Kolumne
Ins Blaue sprechen
Im Urlaub soll der Alltag verschwinden. Weil das selten so richtig klappt, geht unsere Kolumnistin Susanne Niemeyer in Kirchen.
Im Urlaub gehe ich manchmal in Kirchen und hänge da ein bisschen mit Jesus rum – also, er hängt und ich setze mich, dritte Bank vorne rechts. Weil es in Kirchen kühl ist, und wenn es sich nicht gerade um den Kölner Dom handelt, dann ist es auch still. Ich tue nichts Spezielles, ich lasse die Welt einfach draußen. Im Augenblick ist die Lage nämlich ziemlich mau.
Zwar ist Sommer und alle Welt sollte zwischen Aperol und Abendsonne vor sich hindümpeln, aber die Krisen machen keinen Urlaub. Schon bald ist September, und es werden Rechtsextreme in Landtage gewählt. Im November ist die Wahrscheinlichkeit hoch, dass ein narzisstischer Autokrat eines der mächtigsten Länder der Erde beherrscht. Bei all dem wird mir blümerant. Wenn ich jetzt nicht aufpasse, ist die ganze Urlaubsfreude dahin – und ich brauche Urlaub! Ich muss einfach abschalten.
Was das Leben lebenswert macht
„Sag doch mal“, sage ich zu Jesus, „was das Leben lebenswert macht. Trotz allem. Einer wie du muss doch Profi darin sein: Auch in prekärer Lage Hoffnung zu verbreiten.“ Aber Jesus schweigt. Das überrascht mich nicht, Jesus schweigt eigentlich immer. Ich habe noch nie mit Jesus geredet, und die Leute, die behaupten, das zu tun, überfordern mich, weil ich mich sofort frage, ob ich was falsch mache. Ich sitze einfach da, und Jesus hört meinem Selbstgespräch zu, und das ist ja auch schon mal was. Dass jemand einfach zuhört und dir nicht sofort Lösungsstrategien an den Kopf knallt.

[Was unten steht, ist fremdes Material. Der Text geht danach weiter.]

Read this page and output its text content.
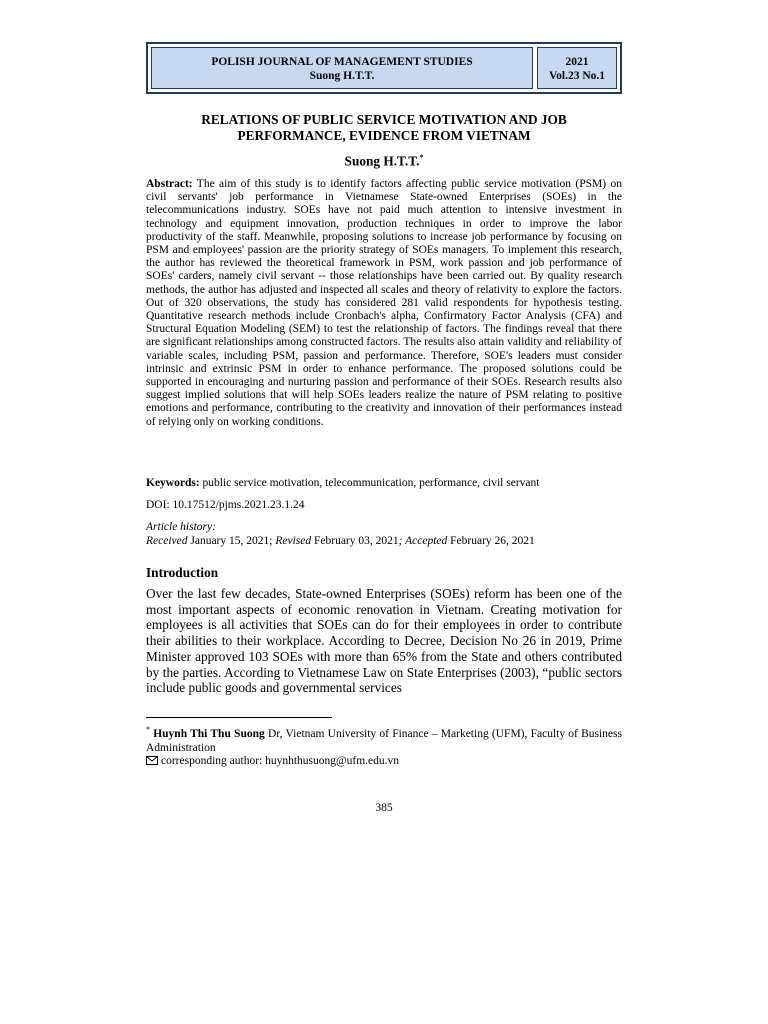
POLISH JOURNAL OF MANAGEMENT STUDIES
Suong H.T.T.
2021
Vol.23 No.1
RELATIONS OF PUBLIC SERVICE MOTIVATION AND JOB PERFORMANCE, EVIDENCE FROM VIETNAM
Suong H.T.T.*
Abstract: The aim of this study is to identify factors affecting public service motivation (PSM) on civil servants' job performance in Vietnamese State-owned Enterprises (SOEs) in the telecommunications industry. SOEs have not paid much attention to intensive investment in technology and equipment innovation, production techniques in order to improve the labor productivity of the staff. Meanwhile, proposing solutions to increase job performance by focusing on PSM and employees' passion are the priority strategy of SOEs managers. To implement this research, the author has reviewed the theoretical framework in PSM, work passion and job performance of SOEs' carders, namely civil servant -- those relationships have been carried out. By quality research methods, the author has adjusted and inspected all scales and theory of relativity to explore the factors. Out of 320 observations, the study has considered 281 valid respondents for hypothesis testing. Quantitative research methods include Cronbach's alpha, Confirmatory Factor Analysis (CFA) and Structural Equation Modeling (SEM) to test the relationship of factors. The findings reveal that there are significant relationships among constructed factors. The results also attain validity and reliability of variable scales, including PSM, passion and performance. Therefore, SOE's leaders must consider intrinsic and extrinsic PSM in order to enhance performance. The proposed solutions could be supported in encouraging and nurturing passion and performance of their SOEs. Research results also suggest implied solutions that will help SOEs leaders realize the nature of PSM relating to positive emotions and performance, contributing to the creativity and innovation of their performances instead of relying only on working conditions.
Keywords: public service motivation, telecommunication, performance, civil servant
DOI: 10.17512/pjms.2021.23.1.24
Article history:
Received January 15, 2021; Revised February 03, 2021; Accepted February 26, 2021
Introduction
Over the last few decades, State-owned Enterprises (SOEs) reform has been one of the most important aspects of economic renovation in Vietnam. Creating motivation for employees is all activities that SOEs can do for their employees in order to contribute their abilities to their workplace. According to Decree, Decision No 26 in 2019, Prime Minister approved 103 SOEs with more than 65% from the State and others contributed by the parties. According to Vietnamese Law on State Enterprises (2003), “public sectors include public goods and governmental services
* Huynh Thi Thu Suong Dr, Vietnam University of Finance – Marketing (UFM), Faculty of Business Administration
corresponding author: huynhthusuong@ufm.edu.vn
385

„Weißt du, was gut ist?“, murmele ich. „Holunderbrause mit selbst gemachten Zitroneneiswürfeln. Und dann noch ein Blatt Minze. Überhaupt Minze: Das ist so ein tröstliches Kraut. Wenn du Minze einmal gepflanzt hast, bleibt sie für immer.“
Holunderbrausetrotz
Wir schweigen ein bisschen, und ich frage mich, ob man trotz Weltuntergangsstimmung an Holunderbrause denken darf, und ich kann nicht behaupten, dass Jesus nickt. Aber ich merke, wie ich nicke, weil ich plötzlich sicher bin, dass es wichtig ist, Brause zu trinken und Stockbrot zu essen und nach Sonnencreme zu riechen und Blumen ins Haar zu flechten, weil der Sommer kurz ist, und es ein Jammer wäre, ihn mit Sorgen zu vergeuden.
Und dann stehe ich auf und gehe hinaus ins Blaue und denke: Selbstgespräche sind mit Jesus irgendwie besser.
Zum Weiterdenken
Geh und iss dein Brot mit Freuden, trink deinen Wein mit gutem Mut; denn dein Tun hat Gott schon längst gefallen. Lass deine Kleider weiß sein und nie fehle duftendes Öl in deinem Haar. Genieße das Leben mit dem Menschen, den du lieb hast, solange das Leben dauert, das dir Gott unter der Sonne geschenkt hat.